Welcome

20 mars 2009 par Marine Bienvenot  
Classé dans Cinéma, Critiques

Après Welcome on ne pourra plus douter du statut de cinéaste social acquit par Philippe Lioret. Il n’en fallait cependant pas plus que la ligne Je vais bien, ne t’en fais pas sur le CV du réalisateur pour me faire aller voir son film.

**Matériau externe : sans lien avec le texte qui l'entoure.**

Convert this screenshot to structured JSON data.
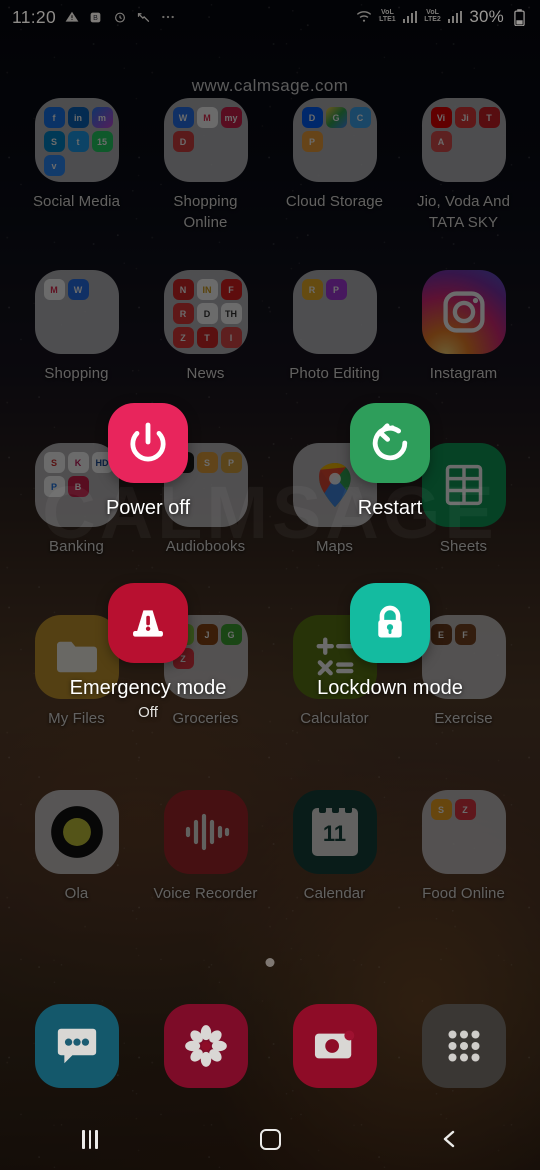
{
  "status_bar": {
    "time": "11:20",
    "left_icons": [
      "warning-triangle-icon",
      "battery-saver-icon",
      "alarm-icon",
      "missed-call-icon",
      "more-icon"
    ],
    "wifi_icon": "wifi-icon",
    "sim1_label_top": "VoL",
    "sim1_label_bottom": "LTE1",
    "sim2_label_top": "VoL",
    "sim2_label_bottom": "LTE2",
    "battery_percent": "30%",
    "battery_icon": "battery-icon"
  },
  "watermark": {
    "top": "www.calmsage.com",
    "center": "CALMSAGE"
  },
  "power_menu": {
    "options": [
      {
        "id": "power-off",
        "label": "Power off",
        "sublabel": "",
        "icon": "power-icon",
        "color": "#E8255C"
      },
      {
        "id": "restart",
        "label": "Restart",
        "sublabel": "",
        "icon": "restart-icon",
        "color": "#2E9E5B"
      },
      {
        "id": "emergency-mode",
        "label": "Emergency mode",
        "sublabel": "Off",
        "icon": "emergency-cone-icon",
        "color": "#B81030"
      },
      {
        "id": "lockdown-mode",
        "label": "Lockdown mode",
        "sublabel": "",
        "icon": "lock-icon",
        "color": "#14BBA0"
      }
    ]
  },
  "home_screen": {
    "rows": [
      {
        "cells": [
          {
            "label": "Social Media",
            "type": "folder",
            "apps": [
              "f",
              "in",
              "m",
              "S",
              "t",
              "15",
              "v"
            ]
          },
          {
            "label": "Shopping Online",
            "type": "folder",
            "apps": [
              "W",
              "M",
              "my",
              "DM"
            ]
          },
          {
            "label": "Cloud Storage",
            "type": "folder",
            "apps": [
              "D",
              "G",
              "C",
              "P"
            ]
          },
          {
            "label": "Jio, Voda And TATA SKY",
            "type": "folder",
            "apps": [
              "Vi",
              "Jio",
              "T",
              "A"
            ]
          }
        ]
      },
      {
        "cells": [
          {
            "label": "Shopping",
            "type": "folder",
            "apps": [
              "M",
              "W"
            ]
          },
          {
            "label": "News",
            "type": "folder",
            "apps": [
              "N",
              "IN",
              "F",
              "R",
              "D",
              "TH",
              "Z",
              "T",
              "I"
            ]
          },
          {
            "label": "Photo Editing",
            "type": "folder",
            "apps": [
              "R",
              "P"
            ]
          },
          {
            "label": "Instagram",
            "type": "app",
            "icon": "instagram-icon"
          }
        ]
      },
      {
        "cells": [
          {
            "label": "Banking",
            "type": "folder",
            "apps": [
              "S",
              "K",
              "HD",
              "Pay",
              "BH"
            ]
          },
          {
            "label": "Audiobooks",
            "type": "folder",
            "apps": [
              "A",
              "S",
              "P"
            ]
          },
          {
            "label": "Maps",
            "type": "app",
            "icon": "google-maps-icon"
          },
          {
            "label": "Sheets",
            "type": "app",
            "icon": "google-sheets-icon"
          }
        ]
      },
      {
        "cells": [
          {
            "label": "My Files",
            "type": "app",
            "icon": "my-files-icon"
          },
          {
            "label": "Groceries",
            "type": "folder",
            "apps": [
              "B",
              "J",
              "G",
              "Z"
            ]
          },
          {
            "label": "Calculator",
            "type": "app",
            "icon": "calculator-icon"
          },
          {
            "label": "Exercise",
            "type": "folder",
            "apps": [
              "E",
              "F"
            ]
          }
        ]
      },
      {
        "cells": [
          {
            "label": "Ola",
            "type": "app",
            "icon": "ola-icon"
          },
          {
            "label": "Voice Recorder",
            "type": "app",
            "icon": "voice-recorder-icon"
          },
          {
            "label": "Calendar",
            "type": "app",
            "icon": "calendar-icon",
            "badge": "11"
          },
          {
            "label": "Food Online",
            "type": "folder",
            "apps": [
              "S",
              "Z"
            ]
          }
        ]
      }
    ]
  },
  "dock": {
    "items": [
      {
        "label": "Messages",
        "icon": "messages-icon",
        "color": "#14586B"
      },
      {
        "label": "Gallery",
        "icon": "gallery-flower-icon",
        "color": "#7D0C28"
      },
      {
        "label": "Camera",
        "icon": "camera-icon",
        "color": "#8E0C27"
      },
      {
        "label": "Apps",
        "icon": "apps-grid-icon",
        "color": "#3A3734"
      }
    ]
  },
  "nav_bar": {
    "recents_label": "Recents",
    "home_label": "Home",
    "back_label": "Back"
  }
}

Le bouche à oreille et la polémique créée entre Lioret et Eric Besson ne l’en ont rendu que plus attirant,  mais nous y reviendrons.

« Welcome » ça veut dire bienvenue, mais chez les ch’tis depuis la fermeture du centre de Sangatte on voit d’un mauvais œil ces clandestins coincés dans la ville de Calais et ses environs, cherchant par tous les moyens à conquérir leur eldorado, l’Angleterre si proche mais si lointaine à la fois. Bilal est un jeune Irakien de 17 ans parvenu à pieds à quelques encablures de l’Angleterre où il doit retrouver celle dont il est amoureux. Mais traverser la Manche est la partie de son voyage qui s’avère la plus difficile et il se retrouve coincé à Calais, refoulé par les autorités luttant contre l’immigration clandestine. Condamné à voir les côtes anglaise à l’horizon il se résout à traverser la mer à la nage et prend pour cela des cours de natation avec Simon. Simon, en pleine procédure de divorce, ne parvient pas à laisser partir sa femme Marion (Audrey Dana), elle-même bénévole auprès des réfugiés et fervente militante des droits de l’Homme. Simon, qui tente d’abord de décourager Bilal, va finalement l’aider à s’entrainer, espérant secrètement reconquérir sa femme, avant de réellement s’attacher au destin du jeune Irakien.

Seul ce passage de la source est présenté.